The circumstances of the track's creation read like performance art: vocals and lyrics captured within a five-minute window of consciousness, somewhere between dream and waking in his bedroom. It's a gambit that could easily dissolve into self-indulgent navel-gazing, yet BE|AH has stumbled upon something rather profound in his semi-conscious state.
"Would You?" operates on the knife-edge between hope and resignation, its central refrain—"would you even though I know you won't"—crystallising that peculiar human tendency to ask questions to which we already know the devastating answers. It's the sonic equivalent of touching a bruise, simultaneously painful and oddly satisfying.

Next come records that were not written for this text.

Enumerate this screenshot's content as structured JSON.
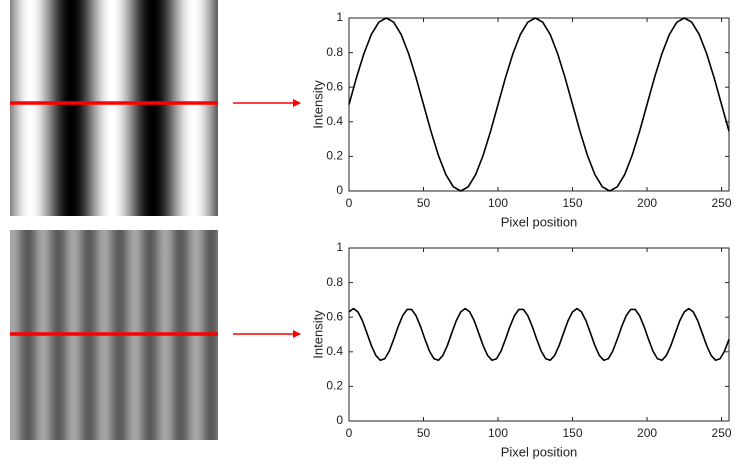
{
  "chart_data": [
    {
      "type": "line",
      "xlabel": "Pixel position",
      "ylabel": "Intensity",
      "color": "#000000",
      "x": [
        0,
        5,
        10,
        15,
        20,
        25,
        30,
        35,
        40,
        45,
        50,
        55,
        60,
        65,
        70,
        75,
        80,
        85,
        90,
        95,
        100,
        105,
        110,
        115,
        120,
        125,
        130,
        135,
        140,
        145,
        150,
        155,
        160,
        165,
        170,
        175,
        180,
        185,
        190,
        195,
        200,
        205,
        210,
        215,
        220,
        225,
        230,
        235,
        240,
        245,
        250,
        255
      ],
      "values": [
        0.5,
        0.655,
        0.794,
        0.905,
        0.976,
        1,
        0.976,
        0.905,
        0.794,
        0.655,
        0.5,
        0.345,
        0.206,
        0.095,
        0.024,
        0,
        0.024,
        0.095,
        0.206,
        0.345,
        0.5,
        0.655,
        0.794,
        0.905,
        0.976,
        1,
        0.976,
        0.905,
        0.794,
        0.655,
        0.5,
        0.345,
        0.206,
        0.095,
        0.024,
        0,
        0.024,
        0.095,
        0.206,
        0.345,
        0.5,
        0.655,
        0.794,
        0.905,
        0.976,
        1,
        0.976,
        0.905,
        0.794,
        0.655,
        0.5,
        0.345
      ],
      "xlim": [
        0,
        255
      ],
      "xticks": [
        0,
        50,
        100,
        150,
        200,
        250
      ],
      "ylim": [
        0,
        1
      ],
      "yticks": [
        0,
        0.2,
        0.4,
        0.6,
        0.8,
        1
      ]
    },
    {
      "type": "line",
      "xlabel": "Pixel position",
      "ylabel": "Intensity",
      "color": "#000000",
      "x": [
        0,
        3,
        6,
        9,
        12,
        15,
        18,
        21,
        24,
        27,
        30,
        33,
        36,
        39,
        42,
        45,
        48,
        51,
        54,
        57,
        60,
        63,
        66,
        69,
        72,
        75,
        78,
        81,
        84,
        87,
        90,
        93,
        96,
        99,
        102,
        105,
        108,
        111,
        114,
        117,
        120,
        123,
        126,
        129,
        132,
        135,
        138,
        141,
        144,
        147,
        150,
        153,
        156,
        159,
        162,
        165,
        168,
        171,
        174,
        177,
        180,
        183,
        186,
        189,
        192,
        195,
        198,
        201,
        204,
        207,
        210,
        213,
        216,
        219,
        222,
        225,
        228,
        231,
        234,
        237,
        240,
        243,
        246,
        249,
        252,
        255
      ],
      "values": [
        0.631,
        0.65,
        0.631,
        0.58,
        0.509,
        0.436,
        0.379,
        0.351,
        0.36,
        0.404,
        0.472,
        0.546,
        0.609,
        0.645,
        0.645,
        0.609,
        0.546,
        0.472,
        0.404,
        0.36,
        0.351,
        0.379,
        0.436,
        0.509,
        0.58,
        0.631,
        0.65,
        0.631,
        0.58,
        0.509,
        0.436,
        0.379,
        0.351,
        0.36,
        0.404,
        0.472,
        0.546,
        0.609,
        0.645,
        0.645,
        0.609,
        0.546,
        0.472,
        0.404,
        0.36,
        0.351,
        0.379,
        0.436,
        0.509,
        0.58,
        0.631,
        0.65,
        0.631,
        0.58,
        0.509,
        0.436,
        0.379,
        0.351,
        0.36,
        0.404,
        0.472,
        0.546,
        0.609,
        0.645,
        0.645,
        0.609,
        0.546,
        0.472,
        0.404,
        0.36,
        0.351,
        0.379,
        0.436,
        0.509,
        0.58,
        0.631,
        0.65,
        0.631,
        0.58,
        0.509,
        0.436,
        0.379,
        0.351,
        0.36,
        0.404,
        0.472
      ],
      "xlim": [
        0,
        255
      ],
      "xticks": [
        0,
        50,
        100,
        150,
        200,
        250
      ],
      "ylim": [
        0,
        1
      ],
      "yticks": [
        0,
        0.2,
        0.4,
        0.6,
        0.8,
        1
      ]
    }
  ]
}
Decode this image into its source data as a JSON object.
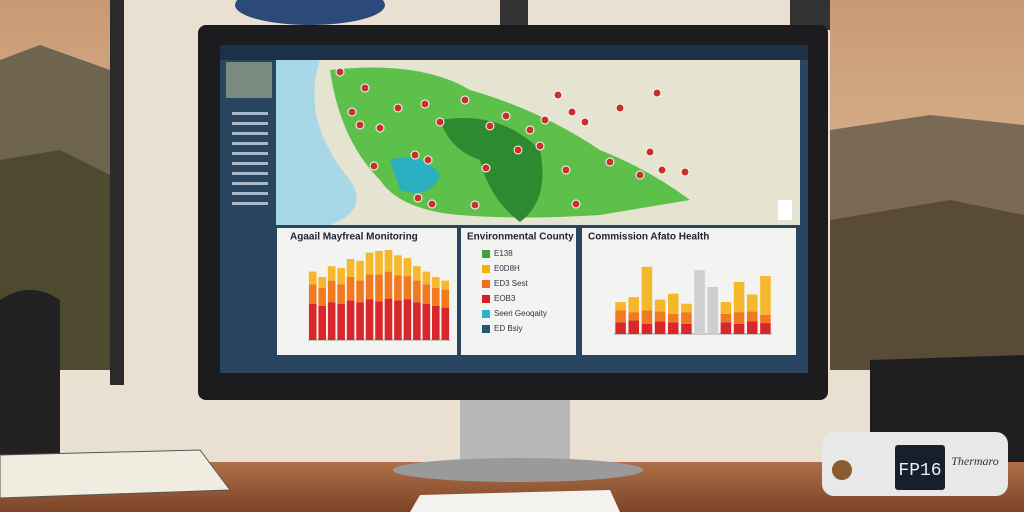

The DIY aesthetic isn't merely a stylistic choice here but a necessary component of the song's DNA. The apartment recording carries the weight of genuine solitude, each note seemingly recorded not for an audience but as a form of personal archaeology. There's an appealing roughness to the production that recalls the lo-fi sensibilities of early Guided by Voices or the bedroom recordings of Alex G, though BE|AH's country-tinged influences—gleaned from childhood road trips soundtracked by outlaw country—add a distinctly transatlantic flavour to the proceedings.
What elevates "Would You?" beyond mere bedroom pop pastiche is its refusal to prettify the creative process. BE|AH's admission that he perpetually feels his work is "terrible" isn't false modesty but a recognition of the gap between artistic intention and execution—a gap that, paradoxically, often contains the most interesting music.
The track's restraint is its greatest strength. There are no grand gestures or overwrought arrangements, just the quiet desperation of someone trying to make sense of their own emotional geography. It's music for 3am drives and empty rooms, for anyone who's ever posed a question while secretly dreading the answer.
In an era of algorithmic perfection and playlist optimisation, BE|AH's willingness to embrace the messy, uncertain nature of human experience feels quietly revolutionary. "Would You?" succeeds precisely because it doesn't try too hard to succeed—a paradox that would make sense to anyone who's ever fallen in love with a song recorded on a four-track in someone's spare room.
The single marks not just a release but a statement of intent from an artist unafraid to mine his own uncertainty for gold. Whether BE|AH can sustain this level of vulnerable authenticity across a full release remains to be seen, but for now, "Would You?" stands as a small, perfect encapsulation of what it means to create something beautiful from the raw materials of doubt and longing.
"Would You?" is available now. BE|AH performs regularly on his YouTube channel RomRock.